In June, Medtronic Inc. CEO Omar Ishrak told an investors' conference that part of his company's mission for the future was "expanding access and enhancing value" in China.
In August, Ishrak told Medtronic shareholders that China "is a big piece" of Medtronic's expectations for 20 percent annual growth in emerging markets.
And, on Sept. 11, Chief Financial Officer Gary Ellis said "China is a big, big factor in our overall emerging-markets expectations."
Get the message? If not, Medtronic hammered it home Thursday night with the announcement that it has agreed to pay $816 million for China Kanghui Holdings Inc., an orthopedic implant maker.

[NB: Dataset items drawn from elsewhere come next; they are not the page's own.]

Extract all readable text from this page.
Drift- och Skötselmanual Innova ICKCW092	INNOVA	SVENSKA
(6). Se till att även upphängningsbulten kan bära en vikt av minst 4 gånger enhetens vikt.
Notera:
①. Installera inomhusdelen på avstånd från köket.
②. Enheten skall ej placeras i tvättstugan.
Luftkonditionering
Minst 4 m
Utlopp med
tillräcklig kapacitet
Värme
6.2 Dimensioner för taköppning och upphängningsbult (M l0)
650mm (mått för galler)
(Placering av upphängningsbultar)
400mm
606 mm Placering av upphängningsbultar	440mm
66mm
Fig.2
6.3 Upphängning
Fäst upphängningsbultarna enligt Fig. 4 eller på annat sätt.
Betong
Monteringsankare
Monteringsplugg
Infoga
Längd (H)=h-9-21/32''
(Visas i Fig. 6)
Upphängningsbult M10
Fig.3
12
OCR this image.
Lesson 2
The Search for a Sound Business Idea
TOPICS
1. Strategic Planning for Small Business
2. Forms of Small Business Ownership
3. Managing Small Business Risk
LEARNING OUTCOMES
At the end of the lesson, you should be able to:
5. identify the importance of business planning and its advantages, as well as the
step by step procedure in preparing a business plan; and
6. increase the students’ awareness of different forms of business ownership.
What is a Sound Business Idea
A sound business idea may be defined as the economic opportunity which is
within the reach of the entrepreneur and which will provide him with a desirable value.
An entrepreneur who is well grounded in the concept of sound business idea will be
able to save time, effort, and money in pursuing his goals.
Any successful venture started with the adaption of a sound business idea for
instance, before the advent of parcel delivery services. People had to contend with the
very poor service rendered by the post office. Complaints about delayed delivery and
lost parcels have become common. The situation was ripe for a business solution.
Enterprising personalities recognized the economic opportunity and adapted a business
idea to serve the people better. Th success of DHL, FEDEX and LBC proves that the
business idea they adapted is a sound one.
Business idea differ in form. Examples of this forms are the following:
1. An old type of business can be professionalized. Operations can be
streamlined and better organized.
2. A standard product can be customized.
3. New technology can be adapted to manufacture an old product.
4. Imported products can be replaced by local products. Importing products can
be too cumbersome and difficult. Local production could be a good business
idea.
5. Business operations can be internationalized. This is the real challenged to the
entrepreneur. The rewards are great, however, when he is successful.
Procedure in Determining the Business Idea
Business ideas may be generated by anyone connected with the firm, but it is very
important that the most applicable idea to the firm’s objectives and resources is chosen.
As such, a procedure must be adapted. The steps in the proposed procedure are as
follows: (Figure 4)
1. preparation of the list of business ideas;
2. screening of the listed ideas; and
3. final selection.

The move does precisely what Ishrak and Ellis have been promising -- an expansion into emerging markets. It also aligns precisely with Medtronic's oft-stated strategies of globalization and increasing what executives call "value" products in those markets.
In the process, Medtronic is adding a Chinese company that has enjoyed 20 percent annual growth into an emerging-market portfolio that Medtronic expects to grow 20 percent annually and generate 20 percent of the Fridley-based company's revenue within a few years.
Larry Biegelsen, a senior analyst for Wells Fargo Securities, said in a note to investors Thursday that the transaction is "consistent" with Medtronic's strategy.
"We view the acquisition of Kanghui as a strategic investment in high-growth emerging markets and in a value segment of orthopedic products that the company can sell throughout the developing world," he said.